In a paper, Loit et al. propose to build a distribution map of small deep infarcts in glioma surgery, and to analyze patients' cognitive outcome in relation to stroke occurrence.
They retrospectively studied a consecutive series of patients operated on for a diffuse glioma between June 2011and June 2017. Patients with lower-grade glioma were cognitively assessed, both before and 4 months after surgery. Areas of decreased apparent diffusion coefficient (ADC) on the immediate postoperative MRI were segmented. All images were registered in the MNI reference by ANTS algorithm, allowing to build a distribution map of the strokes. Stroke occurrence was correlated with the postoperative changes in semantic fluency score in the lower-grade glioma cohort.
One hundred fifteen patients were included. Areas of reduced ADC were observed in 27 out of 54 (50%) patients with a lower-grade glioma, and 25 out of 61 (41%) patients with a glioblastoma. Median volume was 1.6 cc. The distribution map revealed five clusters of deep strokes, corresponding respectively to callosal, prefrontal, insulo-opercular, parietal, and temporal tumor locations. No motor nor speech long-term deficits were caused by these strokes. Cognitive evaluations at 4 months showed that the presence of small infarcts correlated with a slight decrease of semantic fluency scores.
Deep small infarcts are commonly found after glioma surgery, but their actual impact in terms of patients' quality of life remains to be demonstrated. Further studies are needed to better evaluate the cognitive consequences-if any-for each of the described hotspots and to identify risk factors other than the surgery-induced damage of microvessels 1).
2017
In a retrospective study. Patients with grades II-IV supratentorial diffuse glioma, immunohistochemistry results of IDH1-R132H, and antiepileptic drug (AED) prescribed postoperatively were included. The primary outcome was seizure frequency over the first 12 postoperative months: Group A - postoperative seizure freedom; Group B - 1-11 seizures over 12months (less than one seizure per month); and Group C - greater than one seizure per month. Rates of IDH1-R132H mutation were compared between the three outcome groups in univariate and multivariate analyses. Subgroup analysis was performed in 64 patients with IDH1/2 pyrosequencing data.
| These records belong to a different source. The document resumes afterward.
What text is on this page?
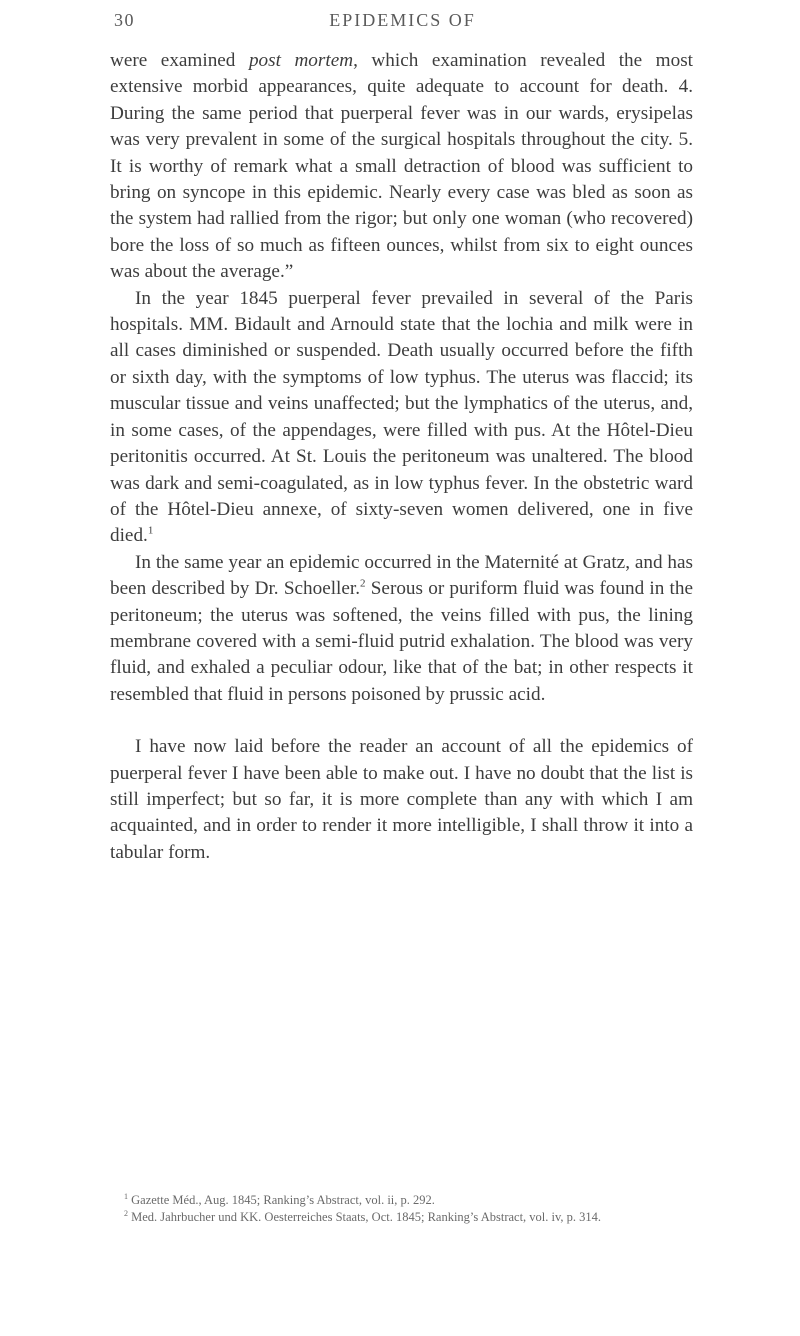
30	EPIDEMICS OF

were examined post mortem, which examination revealed the most extensive morbid appearances, quite adequate to account for death. 4. During the same period that puerperal fever was in our wards, erysipelas was very prevalent in some of the surgical hospitals throughout the city. 5. It is worthy of remark what a small detraction of blood was sufficient to bring on syncope in this epidemic. Nearly every case was bled as soon as the system had rallied from the rigor; but only one woman (who recovered) bore the loss of so much as fifteen ounces, whilst from six to eight ounces was about the average.”

In the year 1845 puerperal fever prevailed in several of the Paris hospitals. MM. Bidault and Arnould state that the lochia and milk were in all cases diminished or suspended. Death usually occurred before the fifth or sixth day, with the symptoms of low typhus. The uterus was flaccid; its muscular tissue and veins unaffected; but the lymphatics of the uterus, and, in some cases, of the appendages, were filled with pus. At the Hôtel-Dieu peritonitis occurred. At St. Louis the peritoneum was unaltered. The blood was dark and semi-coagulated, as in low typhus fever. In the obstetric ward of the Hôtel-Dieu annexe, of sixty-seven women delivered, one in five died.$^1$

In the same year an epidemic occurred in the Maternité at Gratz, and has been described by Dr. Schoeller.$^2$ Serous or puriform fluid was found in the peritoneum; the uterus was softened, the veins filled with pus, the lining membrane covered with a semi-fluid putrid exhalation. The blood was very fluid, and exhaled a peculiar odour, like that of the bat; in other respects it resembled that fluid in persons poisoned by prussic acid.

I have now laid before the reader an account of all the epidemics of puerperal fever I have been able to make out. I have no doubt that the list is still imperfect; but so far, it is more complete than any with which I am acquainted, and in order to render it more intelligible, I shall throw it into a tabular form.

$^1$ Gazette Méd., Aug. 1845; Ranking’s Abstract, vol. ii, p. 292.

$^2$ Med. Jahrbucher und KK. Oesterreiches Staats, Oct. 1845; Ranking’s Abstract, vol. iv, p. 314.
One hundred cases were included in the analysis: 30.0% grade II, 20.0% grade III, and 50.0% grade IV gliomas. Group B patients averaged 1 seizure over 12months, compared with 2 seizures per month in Group C. Isocitrate dehydrogense 1-R132H mutation was present in 29.3% (17/58) of Group A, 18.2% (14/22) of Group B, and 70.0% (14/20) of Group C patients (p=0.001). On multivariate analysis, after controlling for preoperative seizure, grade, and temporal tumor location, IDH1-R132H was associated with Group C when compared with both Group A (RR 4.75, p=0.032) and Group B (RR 9.70, p=0.012). In the subgroup with IDH1/2 molecular data, an IDH1/2 mutation was present in 64.7% (22/34) of Group A, 28.6% (4/14) of Group C, and 87.5% (14/16) of Group C patients (p=0.004).
In patients with supratentorial diffuse gliomas, IDH1-R132H mutations are associated with a more severe phenotype of postoperative epilepsy. These findings support further research into IDH mutations, and the potential for an antiepileptic therapeutic effect of their inhibitors, in patients with glioma-associated epilepsy 2).